The Loneliness of Inspector Lewis
Morse, British crime writer’s Colin Dexter’s grumpy, intuitive detective, was much loved by British and American television audiences for many years. Ah, the crossword puzzles. The Mozart. The drinking. The totally wrong guesses. Morse was a great character, but he vanished with the death of John Thaw, the actor who inhabited him, and I’m fine with that, as Inspector Lewis seems to be.
The second season of the Inspector Lewis mysteries has just ended on KPBS’s “Masterpiece Mystery” series, and a third is already completed and waiting in the wings. At first I found the whole package delightful. Actor Kevin Whatley continues to make former Morse acolyte Robbie Lewis a complete and completely believable person. He’s a very good detective (he always was, though Morse never admitted it), and he’s a recent widower still grieving over the sudden loss of his wife. He has an acute nose for the absurd and the pompous, and he has his own sidekick now, the giraffe-like Detective Sergeant Hathaway (Lawrence Fox), whose educated sarcasm compliments him perfectly. So far, so charming.

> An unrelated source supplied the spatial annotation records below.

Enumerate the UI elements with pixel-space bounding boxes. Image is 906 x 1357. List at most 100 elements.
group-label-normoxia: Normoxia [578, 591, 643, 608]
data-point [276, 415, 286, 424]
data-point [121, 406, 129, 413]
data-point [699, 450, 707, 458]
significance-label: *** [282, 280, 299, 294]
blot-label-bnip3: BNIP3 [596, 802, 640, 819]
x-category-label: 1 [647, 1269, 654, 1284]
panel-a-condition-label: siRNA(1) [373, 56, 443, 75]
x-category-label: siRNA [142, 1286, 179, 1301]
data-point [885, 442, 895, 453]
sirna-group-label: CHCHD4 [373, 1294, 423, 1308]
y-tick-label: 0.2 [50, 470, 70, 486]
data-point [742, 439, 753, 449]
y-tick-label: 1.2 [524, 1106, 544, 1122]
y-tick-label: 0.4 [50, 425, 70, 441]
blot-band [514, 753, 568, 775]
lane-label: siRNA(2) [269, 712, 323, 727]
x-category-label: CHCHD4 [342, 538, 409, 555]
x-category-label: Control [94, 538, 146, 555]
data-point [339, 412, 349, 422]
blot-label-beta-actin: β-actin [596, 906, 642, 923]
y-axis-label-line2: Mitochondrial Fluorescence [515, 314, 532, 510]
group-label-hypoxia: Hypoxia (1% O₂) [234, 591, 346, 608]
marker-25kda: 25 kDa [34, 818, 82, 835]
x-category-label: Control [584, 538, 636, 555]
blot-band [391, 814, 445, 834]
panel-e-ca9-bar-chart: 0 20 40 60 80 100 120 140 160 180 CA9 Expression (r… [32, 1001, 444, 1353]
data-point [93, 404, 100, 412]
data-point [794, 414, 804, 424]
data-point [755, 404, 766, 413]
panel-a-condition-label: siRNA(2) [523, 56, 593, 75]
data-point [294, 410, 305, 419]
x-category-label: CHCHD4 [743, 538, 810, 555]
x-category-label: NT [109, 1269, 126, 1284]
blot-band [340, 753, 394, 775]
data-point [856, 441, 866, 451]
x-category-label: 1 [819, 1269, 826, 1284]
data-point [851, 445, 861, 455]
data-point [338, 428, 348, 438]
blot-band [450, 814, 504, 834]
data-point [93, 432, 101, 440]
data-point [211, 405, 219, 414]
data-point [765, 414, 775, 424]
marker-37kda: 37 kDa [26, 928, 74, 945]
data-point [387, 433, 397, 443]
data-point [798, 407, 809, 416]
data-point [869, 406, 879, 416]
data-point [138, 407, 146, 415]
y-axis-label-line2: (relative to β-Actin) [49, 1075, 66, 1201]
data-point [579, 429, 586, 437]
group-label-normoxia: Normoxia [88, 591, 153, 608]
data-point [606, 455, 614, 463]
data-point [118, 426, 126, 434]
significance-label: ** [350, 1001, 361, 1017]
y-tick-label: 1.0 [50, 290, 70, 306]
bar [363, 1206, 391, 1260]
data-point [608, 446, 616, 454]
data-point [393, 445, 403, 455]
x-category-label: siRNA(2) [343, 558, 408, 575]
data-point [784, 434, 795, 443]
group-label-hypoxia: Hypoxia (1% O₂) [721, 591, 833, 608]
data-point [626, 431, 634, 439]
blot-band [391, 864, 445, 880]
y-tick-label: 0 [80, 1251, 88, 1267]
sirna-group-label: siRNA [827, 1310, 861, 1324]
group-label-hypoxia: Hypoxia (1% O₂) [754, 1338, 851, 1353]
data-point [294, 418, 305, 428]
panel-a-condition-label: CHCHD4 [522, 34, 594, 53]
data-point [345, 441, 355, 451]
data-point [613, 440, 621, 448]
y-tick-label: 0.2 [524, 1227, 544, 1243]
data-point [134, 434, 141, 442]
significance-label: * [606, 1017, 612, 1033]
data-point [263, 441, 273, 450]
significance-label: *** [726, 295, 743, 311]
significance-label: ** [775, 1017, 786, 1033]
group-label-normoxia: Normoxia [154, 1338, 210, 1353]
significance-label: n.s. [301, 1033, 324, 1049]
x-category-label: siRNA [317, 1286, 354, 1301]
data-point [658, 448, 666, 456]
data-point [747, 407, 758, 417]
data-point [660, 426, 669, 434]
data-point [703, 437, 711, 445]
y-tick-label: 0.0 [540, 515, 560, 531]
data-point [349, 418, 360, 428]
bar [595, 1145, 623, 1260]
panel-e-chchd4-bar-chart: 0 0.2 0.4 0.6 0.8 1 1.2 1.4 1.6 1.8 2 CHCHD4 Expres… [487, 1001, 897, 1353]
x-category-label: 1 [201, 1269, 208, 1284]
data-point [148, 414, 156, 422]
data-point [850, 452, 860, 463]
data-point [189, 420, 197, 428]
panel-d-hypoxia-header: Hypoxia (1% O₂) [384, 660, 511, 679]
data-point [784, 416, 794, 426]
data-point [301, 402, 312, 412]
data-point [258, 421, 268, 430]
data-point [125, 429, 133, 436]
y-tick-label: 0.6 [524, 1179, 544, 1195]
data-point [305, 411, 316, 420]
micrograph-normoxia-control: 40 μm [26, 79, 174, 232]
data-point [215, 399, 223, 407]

But when I had slogged through three of the four episodes, rolling my eyes and peppering my husband with questions about what the heck was going on, I realized that what was missing in Inspector’s Lewis’ life was Colin Dexter himself. Although the TV credits say the stories are “based on the novels of Colin Dexter,” that’s a red herring itself. Dexter didn’t write any Inspector Lewis novels.
Dexter’s 13 Morse books were generally mysteries of murder committed because of greed, jealousy, racial hatred or something explainable in one paragraph. Once Morse and Lewis fished out the red herrings, identified the lies and set the traps, the villain was caught. The crimes and the motives were readily apparent. The plots of the Inspector Lewis series are anything but.
Here’s a description of the episode titled “Music To Die for”, which aired this month:
Ageing gay lecturer R.G. Cole is strangled after going to watch an illegal bare-knuckle boxing match. He was also due to stage a Wagner festival sponsored by South African club owner Hansie Kriel, whose daughter Sarah was literally being fought over by two of the young boxers. One of them, student Milo Hardy, is also murdered following a trip to Berlin, where Hansie plans to open a new club and from where Cole's protege Richard Helm and his mother Valli escaped during the Cold War. Robbie believes that the victims were about to identify the Stasi informant responsible for Valli's liberal husband's death over twenty years before and sends Sergeant Hathaway to Germany to prove this .
The Stasi, yet! And a Wagner festival, South African club owner, and bare-knuckle fighting club.
Another recent episode, “The Great And The Good,” starts out with a rape, progresses to a couple of murders, doubles back to a Ponzi scheme and ends up with the murderer having done it because of his daughter, who actually wasn’t his daughter. I’m not sure I can recount the plot of “Born Of Fire,” but it has something to do with a Christian cabal, the symbol of a phoenix and homosexuality. Or maybe not.
I generally admire and look forward to new “Masterpiece Mystery” episodes. But in this case, the waste of two fully realized (and absolutely adorable) characters on really bad story-telling is a crime in itself.